I don't mean our sentimentalized version of that story, the one reduced to a series of bland and comforting, almost numbing, clichés. I mean recovering the story's ancient but always new depth and weight and strangeness.
I spent last Christmas Eve and Christmas Day with my son in Bethlehem. When I told people I was doing that, their typical response was, "That would be magical." It wasn't. It was just scary. Bethlehem is in Palestinian territory. It is bound by a massive, prison-like wall and constantly under the watchful eye of Israeli and Palestinian military police, who stand ready to swoop down at the first sign of trouble and squelch it with brute and even lethal force. In Nativity Square on Christmas Eve, the police, in groups of five or six, shook down my son (who, admittedly, looked para-military in his bearing and physique) three times, and on Christmas Day we were caught in the middle of a street riot, stones flying past our heads and tires set ablaze, that the police dispersed with tear gas.
It forever changed my image of the birth place of Jesus. That line from the song, for instance—"O little town of Bethlehem, how still we see thee lie"—jars hard against my experience of the not-so-still-and-little town. Of course, I visited it more than 2000 years after the events that make it famous, and much has changed. Or has it? Perhaps, rather, my idyllic and romantic imaginings of ancient Bethlehem, nurtured by my 50+ years of exposure to western myth-making, obscured the reality: that Bethlehem in Jesus' day was much like it is today, a violent, suspicious, dangerous place, ready to turn away the very one who could save it.
The Christmas story is alive and real
It turns out, I don't need to make the story, any of it, snazzier, sexier, funkier. I just need to recapture its aliveness and realness. I don't need to make it more relevant or interesting.
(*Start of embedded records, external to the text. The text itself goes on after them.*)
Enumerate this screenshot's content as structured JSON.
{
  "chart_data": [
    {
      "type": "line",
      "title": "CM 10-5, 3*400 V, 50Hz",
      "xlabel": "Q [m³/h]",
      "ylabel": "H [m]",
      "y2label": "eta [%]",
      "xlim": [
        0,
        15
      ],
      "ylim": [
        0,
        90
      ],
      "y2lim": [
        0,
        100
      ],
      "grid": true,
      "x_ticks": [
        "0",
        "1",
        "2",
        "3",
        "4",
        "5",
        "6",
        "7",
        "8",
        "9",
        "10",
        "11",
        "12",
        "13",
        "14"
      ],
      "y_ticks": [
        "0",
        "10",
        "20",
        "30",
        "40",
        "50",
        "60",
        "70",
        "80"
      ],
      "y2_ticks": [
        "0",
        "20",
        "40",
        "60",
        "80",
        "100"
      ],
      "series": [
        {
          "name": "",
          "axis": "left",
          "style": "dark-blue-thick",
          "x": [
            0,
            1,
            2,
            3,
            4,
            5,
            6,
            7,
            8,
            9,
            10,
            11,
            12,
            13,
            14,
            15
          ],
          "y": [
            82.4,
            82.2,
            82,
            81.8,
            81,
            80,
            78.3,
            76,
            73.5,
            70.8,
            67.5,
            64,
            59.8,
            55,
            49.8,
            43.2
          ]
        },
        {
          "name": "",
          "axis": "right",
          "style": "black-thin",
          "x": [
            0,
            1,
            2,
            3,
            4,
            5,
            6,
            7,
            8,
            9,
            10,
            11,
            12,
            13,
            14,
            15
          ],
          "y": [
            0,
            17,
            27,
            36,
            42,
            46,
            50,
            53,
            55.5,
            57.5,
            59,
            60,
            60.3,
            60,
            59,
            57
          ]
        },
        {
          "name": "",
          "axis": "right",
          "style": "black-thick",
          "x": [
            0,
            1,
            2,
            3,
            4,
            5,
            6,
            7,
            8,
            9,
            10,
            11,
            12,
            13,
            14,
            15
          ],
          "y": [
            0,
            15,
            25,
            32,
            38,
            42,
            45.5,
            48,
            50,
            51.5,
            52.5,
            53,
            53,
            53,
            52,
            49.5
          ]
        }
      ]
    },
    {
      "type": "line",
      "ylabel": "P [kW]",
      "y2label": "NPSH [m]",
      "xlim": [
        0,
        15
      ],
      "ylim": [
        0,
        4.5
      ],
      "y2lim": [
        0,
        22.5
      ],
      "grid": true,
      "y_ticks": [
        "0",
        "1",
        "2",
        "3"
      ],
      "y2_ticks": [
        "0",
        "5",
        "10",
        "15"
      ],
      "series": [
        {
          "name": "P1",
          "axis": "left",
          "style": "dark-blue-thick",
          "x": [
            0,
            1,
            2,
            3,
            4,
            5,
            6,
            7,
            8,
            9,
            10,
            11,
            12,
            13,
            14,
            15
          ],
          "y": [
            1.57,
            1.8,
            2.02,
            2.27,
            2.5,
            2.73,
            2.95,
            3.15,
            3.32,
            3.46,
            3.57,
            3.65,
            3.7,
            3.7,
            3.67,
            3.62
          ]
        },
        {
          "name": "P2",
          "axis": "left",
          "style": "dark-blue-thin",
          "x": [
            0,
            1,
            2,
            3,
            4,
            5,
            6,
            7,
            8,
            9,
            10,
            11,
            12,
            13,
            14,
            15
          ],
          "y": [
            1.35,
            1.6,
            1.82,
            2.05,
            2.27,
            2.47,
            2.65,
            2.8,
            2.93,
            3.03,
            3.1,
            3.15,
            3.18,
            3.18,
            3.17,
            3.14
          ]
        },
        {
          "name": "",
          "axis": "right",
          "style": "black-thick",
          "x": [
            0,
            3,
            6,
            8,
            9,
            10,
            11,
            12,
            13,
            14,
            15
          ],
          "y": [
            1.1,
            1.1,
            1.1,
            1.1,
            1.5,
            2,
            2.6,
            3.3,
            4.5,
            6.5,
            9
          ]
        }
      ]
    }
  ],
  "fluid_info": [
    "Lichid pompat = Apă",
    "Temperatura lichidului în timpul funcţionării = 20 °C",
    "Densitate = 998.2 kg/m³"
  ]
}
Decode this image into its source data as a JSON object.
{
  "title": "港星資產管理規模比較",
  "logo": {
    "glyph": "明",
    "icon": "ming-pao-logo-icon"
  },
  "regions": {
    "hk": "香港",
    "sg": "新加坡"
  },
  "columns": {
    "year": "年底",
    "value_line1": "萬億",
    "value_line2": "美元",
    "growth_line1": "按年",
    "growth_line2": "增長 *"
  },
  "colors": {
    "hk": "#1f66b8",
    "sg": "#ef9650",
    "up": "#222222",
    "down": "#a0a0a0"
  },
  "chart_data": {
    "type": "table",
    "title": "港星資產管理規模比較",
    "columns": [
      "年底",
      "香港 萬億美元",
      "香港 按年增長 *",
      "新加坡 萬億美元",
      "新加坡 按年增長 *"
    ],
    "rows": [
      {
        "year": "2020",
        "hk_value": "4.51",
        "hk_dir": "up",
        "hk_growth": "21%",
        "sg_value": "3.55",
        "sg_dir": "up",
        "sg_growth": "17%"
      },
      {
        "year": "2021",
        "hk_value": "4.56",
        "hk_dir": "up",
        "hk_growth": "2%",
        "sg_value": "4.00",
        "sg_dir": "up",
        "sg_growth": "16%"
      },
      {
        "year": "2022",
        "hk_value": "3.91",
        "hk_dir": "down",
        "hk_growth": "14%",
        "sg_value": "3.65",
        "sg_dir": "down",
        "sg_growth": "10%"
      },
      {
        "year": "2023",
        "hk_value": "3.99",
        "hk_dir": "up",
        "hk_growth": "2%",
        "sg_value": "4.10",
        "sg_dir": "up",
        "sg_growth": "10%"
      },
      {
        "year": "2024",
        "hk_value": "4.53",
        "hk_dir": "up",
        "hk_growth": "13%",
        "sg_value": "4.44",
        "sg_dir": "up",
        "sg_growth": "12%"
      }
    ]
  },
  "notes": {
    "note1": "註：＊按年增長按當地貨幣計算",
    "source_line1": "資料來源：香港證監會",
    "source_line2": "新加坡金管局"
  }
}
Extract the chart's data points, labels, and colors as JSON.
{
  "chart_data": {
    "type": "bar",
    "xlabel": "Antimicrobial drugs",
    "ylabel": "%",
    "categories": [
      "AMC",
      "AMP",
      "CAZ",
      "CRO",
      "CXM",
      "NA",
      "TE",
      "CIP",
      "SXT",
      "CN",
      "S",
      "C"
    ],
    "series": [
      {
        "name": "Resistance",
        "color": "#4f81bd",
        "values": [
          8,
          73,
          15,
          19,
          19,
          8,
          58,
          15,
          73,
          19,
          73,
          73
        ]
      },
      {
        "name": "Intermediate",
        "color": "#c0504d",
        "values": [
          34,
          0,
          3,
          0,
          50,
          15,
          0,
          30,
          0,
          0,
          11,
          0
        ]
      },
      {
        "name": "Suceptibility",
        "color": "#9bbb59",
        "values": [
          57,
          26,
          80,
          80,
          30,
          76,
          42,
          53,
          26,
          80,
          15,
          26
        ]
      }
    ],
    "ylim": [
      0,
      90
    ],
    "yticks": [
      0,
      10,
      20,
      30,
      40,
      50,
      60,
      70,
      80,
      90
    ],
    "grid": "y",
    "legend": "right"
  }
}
I just have to let it dwell richly within me, and to dwell richly in it, and then bear witness to what I had seen and heard and touched.
There's no story like it: God among us, but not in any way anyone could ever guess. There is more drama here than in the entire corpus of Shakespeare. Every word of it is charged with power, crackling with drama, brimming with portent. A virgin with child. Travail in a stable. Smelly grubby shepherds running through the night (who's with the sheep?) just to catch a glimpse. And then later, pagan seekers and a treacherous ruler. Could this old, old story ever get stale? To tell it again and again—with thoughtfulness, with care, with attentiveness, with fresh conviction—is no burden. That you get to do it at all is sheer grace.
Here's one practical thing that's helped me. I established a habit of writing down in my journal on Christmas Eve, before bed, a summary of the Advent series I've just completed and a few ideas for the following year. It's all still fresh at that moment, and so the best time to capture my thoughts. How have I told the story this year? What connected? What didn't? Why? How might I tell the story next year? I'm like an actor going over my 38th performance as Hamlet, thinking how I said "To be or not to be" this night, and how I might say the exact same thing in an entirely different way tomorrow night.
One year I told the story by exploring the four Nativity songs in Luke—Mary's, Zechariah's, the Heavenly Host’s, Simeon's. Then on Christmas Eve I concluded with a meditation on the classic carol, What Child is This? As I reflected on that series, Isaiah 9 came to mind. I glimpsed a loose connection between Luke's four songs about the Christ Child and Isaiah's four titles for that Child: Wonderful Counsellor, Mighty God, Everlasting Father, Prince of Peace. That became the foundation for the next year's Advent series.
Over the years, have I ever repeated myself? All the time. But no one ever seems to mind. Good stories are like that: we simply can't get enough of them. Play it again.